The report determined Gelbman had disclosed non-public information, obtained in executive session, solely as a result of his position as a Council member. The information was provided to prospective business owner David Vaught about incentives the town was offering to grant to his gun range and other businesses.
The incentive packages being offered to other businesses was information deemed confidential by law, because the Town had not made incentive agreements with any of the listed businesses when the information was allegedly disclosed.
Gelbman wanted to acquire an equity interest in the gun range, but town resident Vaught was not receptive to Gelbman being more than an investor. Vaught provided a pro forma business plan for the gun range to Council member Gelbman.
These discussions were continuing when Council member Gelbman was elected to the Town Council.
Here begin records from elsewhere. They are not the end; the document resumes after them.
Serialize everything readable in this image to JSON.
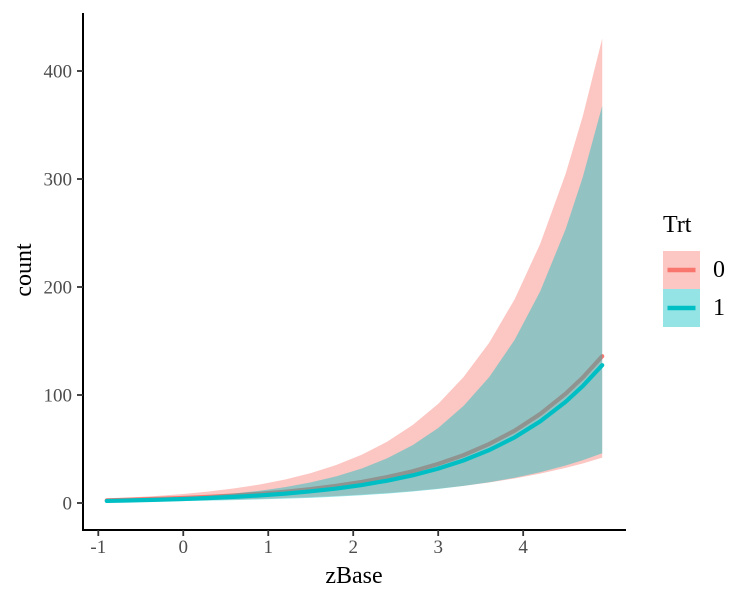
{
  "chart_data": {
    "type": "line",
    "title": "",
    "xlabel": "zBase",
    "ylabel": "count",
    "grid": false,
    "xlim": [
      -1.18,
      5.21
    ],
    "ylim": [
      -25,
      453.7
    ],
    "x_ticks": [
      "-1",
      "0",
      "1",
      "2",
      "3",
      "4"
    ],
    "x_tick_values": [
      -1,
      0,
      1,
      2,
      3,
      4
    ],
    "y_ticks": [
      "0",
      "100",
      "200",
      "300",
      "400"
    ],
    "y_tick_values": [
      0,
      100,
      200,
      300,
      400
    ],
    "ribbon_opacity": 0.42,
    "colors": {
      "trt0": "#F8766D",
      "trt1": "#00BFC4",
      "tick_label": "#4d4d4d",
      "axis": "#000000"
    },
    "legend": {
      "title": "Trt",
      "position": "right",
      "entries": [
        {
          "label": "0",
          "color": "#F8766D"
        },
        {
          "label": "1",
          "color": "#00BFC4"
        }
      ]
    },
    "x": [
      -0.9,
      -0.6,
      -0.3,
      0,
      0.3,
      0.6,
      0.9,
      1.2,
      1.5,
      1.8,
      2.1,
      2.4,
      2.7,
      3.0,
      3.3,
      3.6,
      3.9,
      4.2,
      4.5,
      4.7,
      4.93
    ],
    "series": [
      {
        "name": "0",
        "color": "#F8766D",
        "mean": [
          2.5,
          3.1,
          3.8,
          4.6,
          5.7,
          7.0,
          8.6,
          10.5,
          12.9,
          15.9,
          19.5,
          24.0,
          29.4,
          36.2,
          44.4,
          54.6,
          67.0,
          82.4,
          101.2,
          116.1,
          135.9
        ],
        "lower": [
          1.3,
          1.6,
          1.9,
          2.2,
          2.7,
          3.2,
          3.8,
          4.6,
          5.4,
          6.5,
          7.8,
          9.3,
          11.1,
          13.3,
          15.9,
          19.0,
          22.7,
          27.2,
          32.5,
          36.6,
          42.0
        ],
        "upper": [
          4.1,
          5.2,
          6.6,
          8.3,
          10.6,
          13.5,
          17.1,
          21.8,
          27.7,
          35.2,
          44.7,
          56.8,
          72.2,
          91.8,
          116.8,
          148.4,
          188.7,
          239.9,
          304.9,
          357.8,
          430.0
        ]
      },
      {
        "name": "1",
        "color": "#00BFC4",
        "mean": [
          1.9,
          2.4,
          3.0,
          3.7,
          4.6,
          5.7,
          7.0,
          8.7,
          10.8,
          13.4,
          16.6,
          20.7,
          25.6,
          31.8,
          39.5,
          49.0,
          60.8,
          75.5,
          93.7,
          108.2,
          127.6
        ],
        "lower": [
          1.0,
          1.2,
          1.5,
          1.8,
          2.2,
          2.7,
          3.3,
          4.0,
          4.8,
          5.9,
          7.2,
          8.7,
          10.6,
          13.0,
          15.8,
          19.2,
          23.4,
          28.5,
          34.7,
          39.6,
          46.1
        ],
        "upper": [
          2.4,
          3.1,
          4.0,
          5.2,
          6.8,
          8.8,
          11.4,
          14.7,
          19.1,
          24.7,
          32.0,
          41.4,
          53.6,
          69.5,
          90.0,
          116.6,
          151.1,
          195.9,
          253.7,
          301.4,
          367.7
        ]
      }
    ]
  }
}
“I stand 100-percent behind what I said under oath to the investigator,” said Vaught. “I spoke honestly and gave evidence—as did others—about what happened.”
After the council voted to release the report, Hayden had stepped away from the dais during a presentation on the next agenda item regarding Pecan Acres’ traffic issues.
Gelbman interrupted a speaker to announce, that if anyone was wondering where Hayden was: “He’s out there arranging for [Police] Chief Kancel to arrest me.”
Later on, both men denied the allegation.
“One of the things we, as a community, have to do is put a period on this,” said Hayden. “It’s not good for realtors trying to sell homes, to Mark Wood [director of Economic Development] trying to attract new business, or for our residents having a black cloud over the town.”
The investigation cleared Mayor Tom Hayden, Place 2 Council member Bryan Webb and Place 3 Council member Kevin Bryant of having committed any violation of the Charter, the Texas Open Meetings Act (TOMA) or the Town Ethics Ordinance.
No violations were alleged against Place 4, Mayor Pro Tem Steve Dixon during the relevant period.
“We have the report and either we can take the report to the appropriate people to move forward, or anyone—the public– can take it to the proper authorities to move forward,” said Hayden. (See the report here.)
He added that the last six-months have been really disappointing and unproductive.
“Trees are a renewable resource; people are not,” said Hayden. “We [council] need to get back to helping the town grow, creating parks and being successful.”
For his part, Vaught said he had no further comments to make prior to further potential future revelations.
“It’s important for people not to be distracted about what the investigation was about; and, that’s Mr. Gelbman,” said Vaught.